You Better Work, Bitch

When people who know about the situation ask me how I’m doing, I often respond with some variation of, “I’m hanging in there.” Though sometimes a trite comment, I think about it for its real purpose. I think about Teddy Roosevelt stating, “when you get to the end of your rope, tie a knot and hang on.” Another reply is that I have “good days” and “bad days”. The “good days” are those when I can look to the future with clarity and positivity. When I simply can enjoy that day for its own sake and have fun with my family. The “bad days” are when I think of how selfish Sarah was during her affair. Though it's now obvious how much this affair impacts our health as a family, it impacted Sarah and I and our three kids while it was happening too.    

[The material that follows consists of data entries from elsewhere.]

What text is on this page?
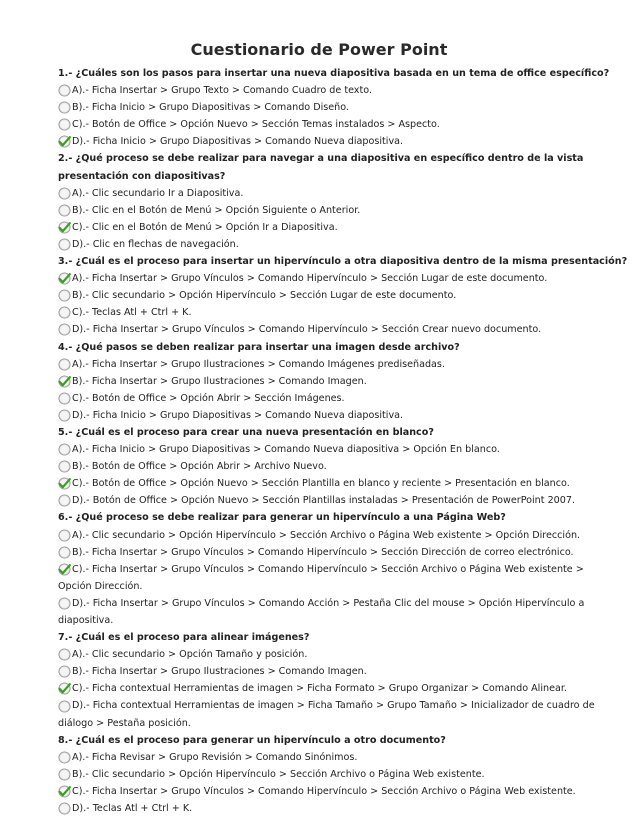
Cuestionario de Power Point
1.- ¿Cuáles son los pasos para insertar una nueva diapositiva basada en un tema de office específico?
A).- Ficha Insertar > Grupo Texto > Comando Cuadro de texto.
B).- Ficha Inicio > Grupo Diapositivas > Comando Diseño.
C).- Botón de Office > Opción Nuevo > Sección Temas instalados > Aspecto.
D).- Ficha Inicio > Grupo Diapositivas > Comando Nueva diapositiva.
2.- ¿Qué proceso se debe realizar para navegar a una diapositiva en específico dentro de la vista
presentación con diapositivas?
A).- Clic secundario Ir a Diapositiva.
B).- Clic en el Botón de Menú > Opción Siguiente o Anterior.
C).- Clic en el Botón de Menú > Opción Ir a Diapositiva.
D).- Clic en flechas de navegación.
3.- ¿Cuál es el proceso para insertar un hipervínculo a otra diapositiva dentro de la misma presentación?
A).- Ficha Insertar > Grupo Vínculos > Comando Hipervínculo > Sección Lugar de este documento.
B).- Clic secundario > Opción Hipervínculo > Sección Lugar de este documento.
C).- Teclas Atl + Ctrl + K.
D).- Ficha Insertar > Grupo Vínculos > Comando Hipervínculo > Sección Crear nuevo documento.
4.- ¿Qué pasos se deben realizar para insertar una imagen desde archivo?
A).- Ficha Insertar > Grupo Ilustraciones > Comando Imágenes prediseñadas.
B).- Ficha Insertar > Grupo Ilustraciones > Comando Imagen.
C).- Botón de Office > Opción Abrir > Sección Imágenes.
D).- Ficha Inicio > Grupo Diapositivas > Comando Nueva diapositiva.
5.- ¿Cuál es el proceso para crear una nueva presentación en blanco?
A).- Ficha Inicio > Grupo Diapositivas > Comando Nueva diapositiva > Opción En blanco.
B).- Botón de Office > Opción Abrir > Archivo Nuevo.
C).- Botón de Office > Opción Nuevo > Sección Plantilla en blanco y reciente > Presentación en blanco.
D).- Botón de Office > Opción Nuevo > Sección Plantillas instaladas > Presentación de PowerPoint 2007.
6.- ¿Qué proceso se debe realizar para generar un hipervínculo a una Página Web?
A).- Clic secundario > Opción Hipervínculo > Sección Archivo o Página Web existente > Opción Dirección.
B).- Ficha Insertar > Grupo Vínculos > Comando Hipervínculo > Sección Dirección de correo electrónico.
C).- Ficha Insertar > Grupo Vínculos > Comando Hipervínculo > Sección Archivo o Página Web existente >
Opción Dirección.
D).- Ficha Insertar > Grupo Vínculos > Comando Acción > Pestaña Clic del mouse > Opción Hipervínculo a
diapositiva.
7.- ¿Cuál es el proceso para alinear imágenes?
A).- Clic secundario > Opción Tamaño y posición.
B).- Ficha Insertar > Grupo Ilustraciones > Comando Imagen.
C).- Ficha contextual Herramientas de imagen > Ficha Formato > Grupo Organizar > Comando Alinear.
D).- Ficha contextual Herramientas de imagen > Ficha Tamaño > Grupo Tamaño > Inicializador de cuadro de
diálogo > Pestaña posición.
8.- ¿Cuál es el proceso para generar un hipervínculo a otro documento?
A).- Ficha Revisar > Grupo Revisión > Comando Sinónimos.
B).- Clic secundario > Opción Hipervínculo > Sección Archivo o Página Web existente.
C).- Ficha Insertar > Grupo Vínculos > Comando Hipervínculo > Sección Archivo o Página Web existente.
D).- Teclas Atl + Ctrl + K.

Somewhere in all of this is, “the work”. My therapist generally begins each of our talks with asking how I am doing but also what I have been doing for myself. This is, she says, a part of the work I should be doing to help see myself through this trauma. It is also about Sarah and I working through tough moments together. Not holding things in, but communicating challenges and thoughts we are having and talking them out. Make no mistake, this is not about nourishing grief, but about coming to a full understanding of how navigating this trauma together can help us to emerge stronger as individuals and as a couple. 

The greatest therapy for me has always been long-distance running. It is better than the anxiety medicine I am on. I have run two full marathons, 11 half-marathons and a plethora of 5ks, 4M and 10Ks. Even if my knees and hips remind me constantly of my age and the thousands of miles I have run, I try to get out and keep it moving. In fact, this morning I drove into Manhattan to run a 4 mile race around Central Park. I have always loved the camaraderie that exists when you see or are with other runners and this was a great example.

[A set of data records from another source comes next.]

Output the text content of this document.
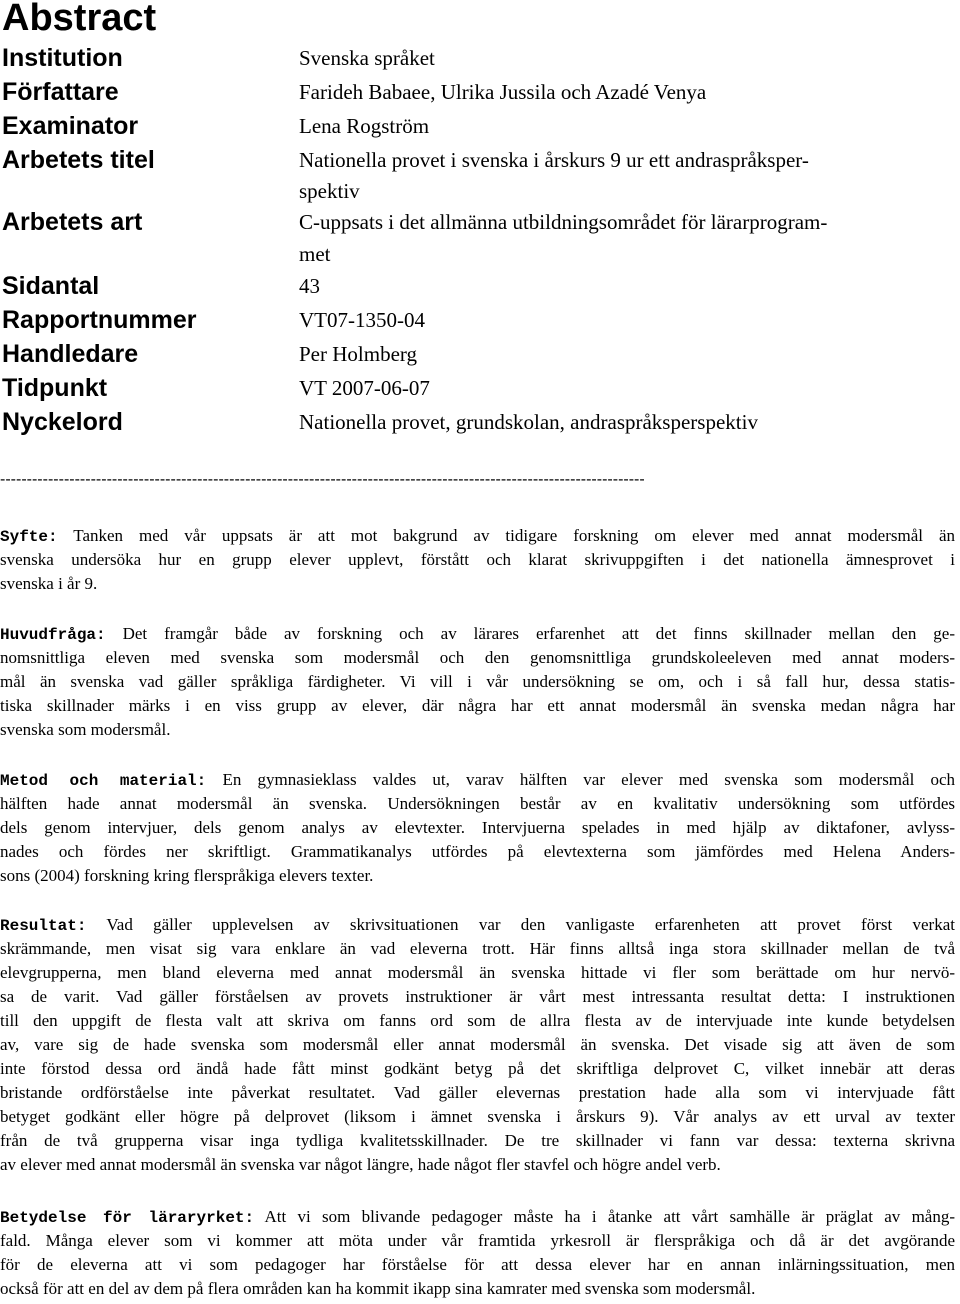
Abstract
Institution	Svenska språket
Författare	Farideh Babaee, Ulrika Jussila och Azadé Venya
Examinator	Lena Rogström
Arbetets titel	Nationella provet i svenska i årskurs 9 ur ett andraspråksper-
spektiv
Arbetets art	C-uppsats i det allmänna utbildningsområdet för lärarprogram-
met
Sidantal	43
Rapportnummer	VT07-1350-04
Handledare	Per Holmberg
Tidpunkt	VT 2007-06-07
Nyckelord	Nationella provet, grundskolan, andraspråksperspektiv
-------------------------------------------------------------------------------------------------------------------------
Syfte: Tanken med vår uppsats är att mot bakgrund av tidigare forskning om elever med annat modersmål än
svenska undersöka hur en grupp elever upplevt, förstått och klarat skrivuppgiften i det nationella ämnesprovet i
svenska i år 9.
Huvudfråga: Det framgår både av forskning och av lärares erfarenhet att det finns skillnader mellan den ge-
nomsnittliga eleven med svenska som modersmål och den genomsnittliga grundskoleeleven med annat moders-
mål än svenska vad gäller språkliga färdigheter. Vi vill i vår undersökning se om, och i så fall hur, dessa statis-
tiska skillnader märks i en viss grupp av elever, där några har ett annat modersmål än svenska medan några har
svenska som modersmål.
Metod och material: En gymnasieklass valdes ut, varav hälften var elever med svenska som modersmål och
hälften hade annat modersmål än svenska. Undersökningen består av en kvalitativ undersökning som utfördes
dels genom intervjuer, dels genom analys av elevtexter. Intervjuerna spelades in med hjälp av diktafoner, avlyss-
nades och fördes ner skriftligt. Grammatikanalys utfördes på elevtexterna som jämfördes med Helena Anders-
sons (2004) forskning kring flerspråkiga elevers texter.
Resultat: Vad gäller upplevelsen av skrivsituationen var den vanligaste erfarenheten att provet först verkat
skrämmande, men visat sig vara enklare än vad eleverna trott. Här finns alltså inga stora skillnader mellan de två
elevgrupperna, men bland eleverna med annat modersmål än svenska hittade vi fler som berättade om hur nervö-
sa de varit. Vad gäller förståelsen av provets instruktioner är vårt mest intressanta resultat detta: I instruktionen
till den uppgift de flesta valt att skriva om fanns ord som de allra flesta av de intervjuade inte kunde betydelsen
av, vare sig de hade svenska som modersmål eller annat modersmål än svenska. Det visade sig att även de som
inte förstod dessa ord ändå hade fått minst godkänt betyg på det skriftliga delprovet C, vilket innebär att deras
bristande ordförståelse inte påverkat resultatet. Vad gäller elevernas prestation hade alla som vi intervjuade fått
betyget godkänt eller högre på delprovet (liksom i ämnet svenska i årskurs 9). Vår analys av ett urval av texter
från de två grupperna visar inga tydliga kvalitetsskillnader. De tre skillnader vi fann var dessa: texterna skrivna
av elever med annat modersmål än svenska var något längre, hade något fler stavfel och högre andel verb.
Betydelse för läraryrket: Att vi som blivande pedagoger måste ha i åtanke att vårt samhälle är präglat av mång-
fald. Många elever som vi kommer att möta under vår framtida yrkesroll är flerspråkiga och då är det avgörande
för de eleverna att vi som pedagoger har förståelse för att dessa elever har en annan inlärningssituation, men
också för att en del av dem på flera områden kan ha kommit ikapp sina kamrater med svenska som modersmål.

“You have to put in the work.” The “work” is painful, exhausting and emotionally draining. The work is necessary for healing to take place and for moving forward. The “work” includes being honest 100% of the time, answering uncomfortable questions, listening to painful statements, expressing difficult feelings, facing the music, contemplating the “why,” letting go of what you cannot control, going to therapy, accepting support, being vulnerable and getting rid of your armor, being your true self, believing in the process, not giving up, continuing the routine of your daily life, self-care, processing your thoughts in the moment, acknowledging reality and striving to be the best version of yourself. It’s A LOT. I am constantly overwhelmed. The most difficult part for me is seeing the hurt I’ve caused Paul and the comments he makes in regards to the affair. He has the right to say whatever is on his mind. It’s just hard because I internalize these remarks and make myself feel like shit. I need to remind myself that I am not a terrible person and I did not purposely commit adultery to hurt anyone. If it was up to me, alone, I would never think about the affair again. It’s a fleeting memory and I have nothing left to share or feel about it, but it’s not that easy. I can’t get away with my one-sided perspective. I need to be patient with Paul and respect his method of processing this trauma. It is still fresh in his world and the wounds are raw. Sometimes when he brings it up, I want to curl up in a ball and disconnect from him and the world. It is hard to feel close to him, to anyone. I feel defeated. I feel sadness take over. I feel like this will haunt me forever. One can only have faith that all of this will fade gradually, into what I do not know. Yes, Paul and I are resilient, but we are only human and the toll this “work” takes on us will be long and arduous, but worth it for our family and our future together.

 

There is a great deal of “work” to be done by both the betrayer and the betrayed. While it may seem quite different, almost opposite ends of the spectrum, part of the “work” involves uniting and connecting despite the trauma and post-affair side effects. While Sarah works on accepting what happened, facing the music and becoming the best version of herself, Paul is discovering ways to process what happened and finding outlets to deal with the pain and hurt. The road to recovery and healing is a long and arduous one, but the commitment to themselves, each other and their family is strong and resilient.